Perempuan dibela habis – habisan!.
Kita
tahu, sejarah menceritakan bahwa pada masa jahiliyyah, peran wanita sering
dimarjinalkan. Layaknya hewan peliharaan, perempuan dengan mudah diperlakukan
semaunya oleh para kaum adam. Begitupula sebelum datangnya Islam, perempuan di
berbagai belahan Negara, dianggap menjijikan, tidak suci, seringkali dikatakan
sebagai najis yang dapat mengotori kehidupan. Naudzubillah. Perempuan seperti
tidak mempunyai harga diri. Namun Islam datang membawa kedamaian, kasih sayang,
ajaran yang tidak membedakan derajat laki – laki maupun perempuan. Di hadapan
Allah, semua hamba sama derajatnya. Keunggulan – keunggulan laki – laki atas
perempuan yang disebutkan dalam Al-Qur’an, saya yakini, tidak bermaksud mendiskriminasi
kedudukan perempuan. Keunggulan itu merupakan perbedaan, dan perbedaan adalah
suatu niscaya. Memahami sebuah ayat tidak cukup mengartikannya secara tekstual,
namun diperlukan kontekstualisasi, dan mengaitkannya dengan nilai – nilai kesantunan.
Karena Islam agama yang santun dan ramah.
Dan
kini, perjuangan Rasul dalam membawa misi perdamaian di seluruh alam, termasuk
didalamnya memuliakan kedudukan perempuan, lalu diikuti para sahabat, para tabi’in,
kemudian ulama – ulama terdahulu dan ulama sekarang, sudah dapat kita petik
manis hasilnya sekarang. Namun pembelaan terhadap perempuan belum tuntas. Kita
dihadapkan kembali pada pemikiran –
pemikiran yang muncul akibat kedangkalan pengetahuan dalam memahami nash Al-Qur’an
maupun hadits. Belum lagi budaya patriarkhi yang telah mengakar pada sebuah
kelompok masyarakat. Ini permasalahan lain.
![]() |
| www.rumah keluarga-Indonesia.com |
Melihat
besarnya pembelaan terhadap perempuan, seharusnya menjadi cambukan bagi
perempuan itu sendiri untuk menyadari bahwa ia begitu dimuliakan. Sayangnya
masih ada yang belum “tahu” itu. Meski sudah diperjuangkan hak – haknya, masih ada
perempuan yang tidak merasa. Kondisi yang tenang tanpa ada “peperangan”

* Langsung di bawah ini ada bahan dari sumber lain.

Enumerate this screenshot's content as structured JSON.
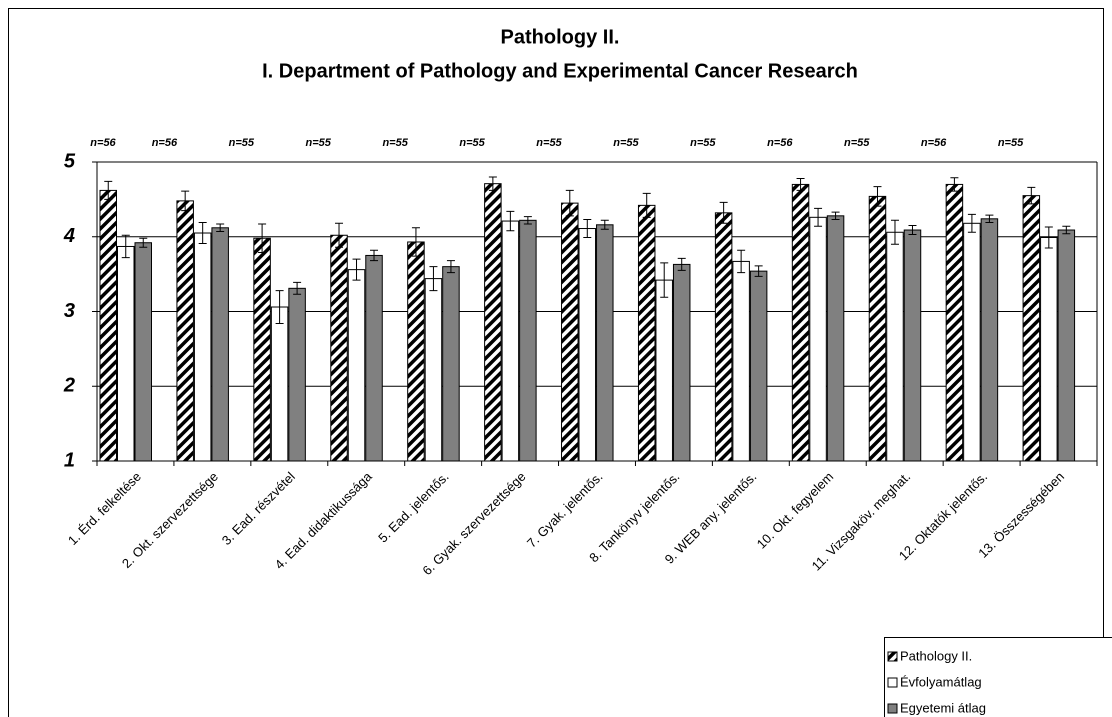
{
  "chart_data": {
    "type": "bar",
    "title": "Pathology II.",
    "subtitle": "I. Department of Pathology and Experimental Cancer Research",
    "categories": [
      "1. Érd. felkeltése",
      "2. Okt. szervezettsége",
      "3. Ead. részvétel",
      "4. Ead. didaktikussága",
      "5. Ead. jelentős.",
      "6. Gyak. szervezettsége",
      "7. Gyak. jelentős.",
      "8. Tankönyv jelentős.",
      "9. WEB any. jelentős.",
      "10. Okt. fegyelem",
      "11. Vizsgaköv. meghat.",
      "12. Oktatók jelentős.",
      "13. Összességében"
    ],
    "annotations": [
      "n=56",
      "n=56",
      "n=55",
      "n=55",
      "n=55",
      "n=55",
      "n=55",
      "n=55",
      "n=55",
      "n=56",
      "n=55",
      "n=56",
      "n=55"
    ],
    "series": [
      {
        "name": "Pathology II.",
        "color": "#000000",
        "pattern": "diagonal-stripes",
        "values": [
          4.62,
          4.48,
          3.98,
          4.02,
          3.93,
          4.71,
          4.45,
          4.42,
          4.32,
          4.7,
          4.54,
          4.7,
          4.55
        ],
        "errors": [
          0.12,
          0.13,
          0.19,
          0.16,
          0.19,
          0.09,
          0.17,
          0.16,
          0.14,
          0.08,
          0.13,
          0.09,
          0.11
        ]
      },
      {
        "name": "Évfolyamátlag",
        "color": "#ffffff",
        "values": [
          3.87,
          4.05,
          3.06,
          3.56,
          3.44,
          4.21,
          4.11,
          3.42,
          3.67,
          4.26,
          4.06,
          4.18,
          3.99
        ],
        "errors": [
          0.15,
          0.14,
          0.22,
          0.14,
          0.16,
          0.13,
          0.12,
          0.23,
          0.15,
          0.12,
          0.16,
          0.12,
          0.14
        ]
      },
      {
        "name": "Egyetemi átlag",
        "color": "#808080",
        "values": [
          3.92,
          4.12,
          3.31,
          3.75,
          3.6,
          4.22,
          4.16,
          3.63,
          3.54,
          4.28,
          4.09,
          4.24,
          4.09
        ],
        "errors": [
          0.06,
          0.05,
          0.08,
          0.07,
          0.08,
          0.05,
          0.06,
          0.08,
          0.07,
          0.05,
          0.06,
          0.05,
          0.05
        ]
      }
    ],
    "ylim": [
      1,
      5
    ],
    "yticks": [
      1,
      2,
      3,
      4,
      5
    ],
    "grid": true,
    "legend": "lower right"
  }
}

terkadang melenakan. Tantangan bagi perempuan adalah mempertahankan perjuangan
sang pembela. Tentang bagaimana perempuan berusaha menjadi apa yang diharapkan
oleh orang – orang yang memperjuangkannya. Berkarya, berprestasi, tidak menghabiskan
waktu untuk hal – hal yang tak berguna. Tetap menjadi diri sendiri, namun
bermanfaat bagi orang lain. Tidak berarti perempuan menjadi budak sang pembela,
bukan. Tapi kesempatan emas setelah dibela hendaknya dimanfaatkan dengan baik.

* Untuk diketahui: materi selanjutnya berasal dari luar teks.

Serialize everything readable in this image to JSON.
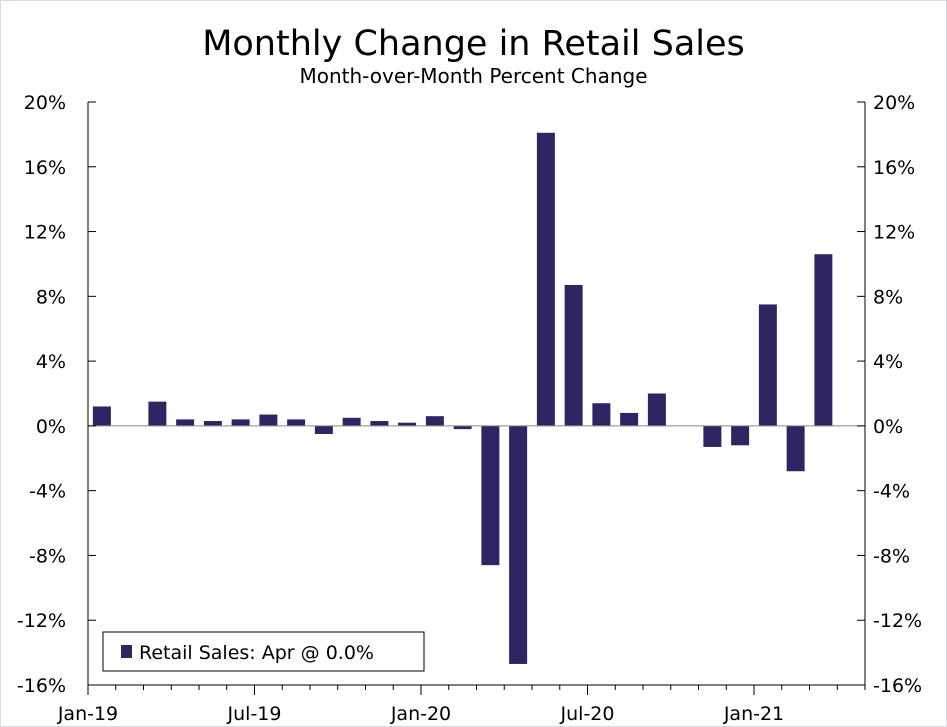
{
  "chart_data": {
    "type": "bar",
    "title": "Monthly Change in Retail Sales",
    "subtitle": "Month-over-Month Percent Change",
    "xlabel": "",
    "ylabel": "",
    "ylim": [
      -16,
      20
    ],
    "y_ticks": [
      20,
      16,
      12,
      8,
      4,
      0,
      -4,
      -8,
      -12,
      -16
    ],
    "y_tick_labels": [
      "20%",
      "16%",
      "12%",
      "8%",
      "4%",
      "0%",
      "-4%",
      "-8%",
      "-12%",
      "-16%"
    ],
    "x_tick_labels": [
      "Jan-19",
      "Jul-19",
      "Jan-20",
      "Jul-20",
      "Jan-21"
    ],
    "x_tick_index": [
      0,
      6,
      12,
      18,
      24
    ],
    "categories": [
      "Jan-19",
      "Feb-19",
      "Mar-19",
      "Apr-19",
      "May-19",
      "Jun-19",
      "Jul-19",
      "Aug-19",
      "Sep-19",
      "Oct-19",
      "Nov-19",
      "Dec-19",
      "Jan-20",
      "Feb-20",
      "Mar-20",
      "Apr-20",
      "May-20",
      "Jun-20",
      "Jul-20",
      "Aug-20",
      "Sep-20",
      "Oct-20",
      "Nov-20",
      "Dec-20",
      "Jan-21",
      "Feb-21",
      "Mar-21",
      "Apr-21"
    ],
    "series": [
      {
        "name": "Retail Sales: Apr @ 0.0%",
        "color": "#2e2663",
        "values": [
          1.2,
          0.0,
          1.5,
          0.4,
          0.3,
          0.4,
          0.7,
          0.4,
          -0.5,
          0.5,
          0.3,
          0.2,
          0.6,
          -0.2,
          -8.6,
          -14.7,
          18.1,
          8.7,
          1.4,
          0.8,
          2.0,
          0.0,
          -1.3,
          -1.2,
          7.5,
          -2.8,
          10.6,
          0.0
        ]
      }
    ],
    "grid": false,
    "legend_position": "bottom-left",
    "axis_color": "#000000",
    "zero_line_color": "#888888"
  }
}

Ketika dunia membuka mata, memberi ruang gerak bagi wanita, saatnya ia
menggunakan kesempatan itu untuk mengemukakan aspirasinya, menghiasi kehidupan
dengan pemikiran – pemikiran cerdasnya. Ia gunakan kesempatan itu untuk berprestasi,
berkarya. Dan yang pasti, di sisi lain ia pun harus tetap menjadi hamba Allah
yang taat, meski telah merdeka, tapi tetap interaksi dan pergaulan dalam
koridor syari’at Islam. Jangan sampai pembelaan ini disalahgunakan.